8. En quatrième lieu, aux termes de l'article 4 du règlement (UE) n° 604/2013 du 26 juin 2013 : " 1. Dès qu'une demande de protection internationale est introduite au sens de l'article 20, paragraphe 2, dans un État membre, ses autorités compétentes informent le demandeur de l'application du présent règlement, et notamment : a) des objectifs du présent règlement et des conséquences de la présentation d'une autre demande dans un État membre différent ainsi que des conséquences du passage d'un État membre à un autre pendant les phases au cours desquelles l'État membre responsable en vertu du présent règlement est déterminé et la demande de protection internationale est examinée ; / b) des critères de détermination de l'État membre responsable, de la hiérarchie de ces critères au cours des différentes étapes de la procédure et de leur durée, y compris du fait qu'une demande de protection internationale introduite dans un État membre peut mener à la désignation de cet État membre comme responsable en vertu du présent règlement même si cette responsabilité n'est pas fondée sur ces critères ; () 2. Les informations visées au paragraphe 1 sont données par écrit, dans une langue que le demandeur comprend ou dont on peut raisonnablement supposer qu'il la comprend.

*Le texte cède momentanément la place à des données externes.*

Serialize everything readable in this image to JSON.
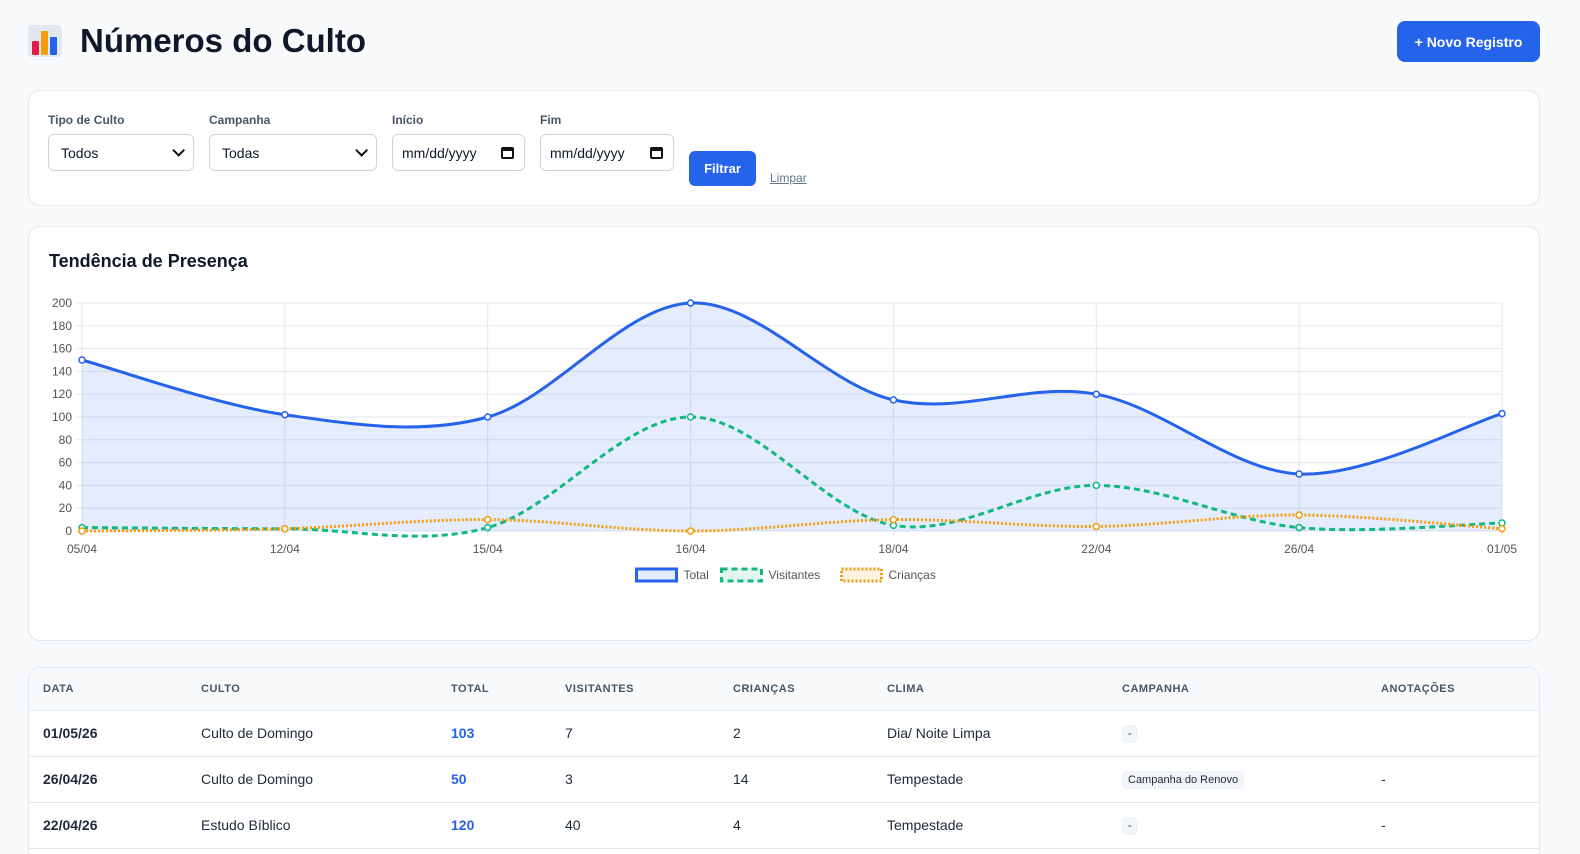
{
  "header": {
    "title": "Números do Culto",
    "new_button": "+ Novo Registro"
  },
  "filters": {
    "culto_label": "Tipo de Culto",
    "culto_value": "Todos",
    "campanha_label": "Campanha",
    "campanha_value": "Todas",
    "inicio_label": "Início",
    "inicio_placeholder": "mm/dd/yyyy",
    "fim_label": "Fim",
    "fim_placeholder": "mm/dd/yyyy",
    "filter_button": "Filtrar",
    "clear_link": "Limpar"
  },
  "chart_title": "Tendência de Presença",
  "chart_data": {
    "type": "line",
    "x": [
      "05/04",
      "12/04",
      "15/04",
      "16/04",
      "18/04",
      "22/04",
      "26/04",
      "01/05"
    ],
    "ylim": [
      0,
      200
    ],
    "yticks": [
      0,
      20,
      40,
      60,
      80,
      100,
      120,
      140,
      160,
      180,
      200
    ],
    "grid": true,
    "legend": "bottom",
    "series": [
      {
        "name": "Total",
        "values": [
          150,
          102,
          100,
          200,
          115,
          120,
          50,
          103
        ],
        "color": "#2563eb",
        "style": "solid",
        "fill": true
      },
      {
        "name": "Visitantes",
        "values": [
          3,
          2,
          3,
          100,
          5,
          40,
          3,
          7
        ],
        "color": "#10b981",
        "style": "dashed"
      },
      {
        "name": "Crianças",
        "values": [
          0,
          2,
          10,
          0,
          10,
          4,
          14,
          2
        ],
        "color": "#f59e0b",
        "style": "dotted"
      }
    ]
  },
  "table": {
    "headers": [
      "DATA",
      "CULTO",
      "TOTAL",
      "VISITANTES",
      "CRIANÇAS",
      "CLIMA",
      "CAMPANHA",
      "ANOTAÇÕES"
    ],
    "rows": [
      {
        "data": "01/05/26",
        "culto": "Culto de Domingo",
        "total": "103",
        "visitantes": "7",
        "criancas": "2",
        "clima": "Dia/ Noite Limpa",
        "campanha": "-",
        "anotacoes": ""
      },
      {
        "data": "26/04/26",
        "culto": "Culto de Domingo",
        "total": "50",
        "visitantes": "3",
        "criancas": "14",
        "clima": "Tempestade",
        "campanha": "Campanha do Renovo",
        "anotacoes": "-"
      },
      {
        "data": "22/04/26",
        "culto": "Estudo Bíblico",
        "total": "120",
        "visitantes": "40",
        "criancas": "4",
        "clima": "Tempestade",
        "campanha": "-",
        "anotacoes": "-"
      }
    ]
  }
}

Les États membres utilisent la brochure commune rédigée à cet effet en vertu du paragraphe 3. / () ".
9. Il résulte de ces dispositions que le demandeur d'asile auquel l'administration entend faire application du règlement du 26 juin 2013 doit se voir remettre, dès le moment où le préfet est informé de ce qu'il est susceptible d'entrer dans le champ d'application de ce règlement, et, en tout cas, avant la décision par laquelle il décide la réadmission de l'intéressé dans l'État membre responsable de sa demande d'asile, une information complète sur ses droits, par écrit et dans une langue qu'il comprend. Cette information doit comprendre l'ensemble des éléments prévus au paragraphe 1 de l'article 4 du règlement. Eu égard à la nature de ces informations, la remise par l'autorité administrative de la brochure prévue par les dispositions précitées constitue pour le demandeur d'asile une garantie.
10. Il ressort des pièces du dossier que M. A s'est vu remettre, le 22 décembre 2022, jour du dépôt de sa demande d'asile à la préfecture de la Gironde, l'ensemble des informations prévues à l'article susvisé, par l'intermédiaire des brochures d'information A " J'ai demandé l'asile dans l'Union européenne - quel pays sera responsable de l'analyse de ma demande ' " et B " Je suis sous procédure Dublin - qu'est-ce que cela signifie ' ", en langue pachto qu'il a déclaré comprendre, dans son recueil de demande d'asile. En outre, selon le résumé de l'entretien individuel du 22 décembre 2022, signé par ses soins et réalisé par le biais d'un agent qualifié de la préfecture de la Gironde en langue française, assisté d'un interprète en langue pachto, l'intéressé a déclaré avoir reçu " l'information sur les règlements communautaires " et " avoir compris les informations concernant le déroulement de la procédure Dublin ". Par suite, le moyen tiré de la méconnaissance des dispositions précitées doit être écarté.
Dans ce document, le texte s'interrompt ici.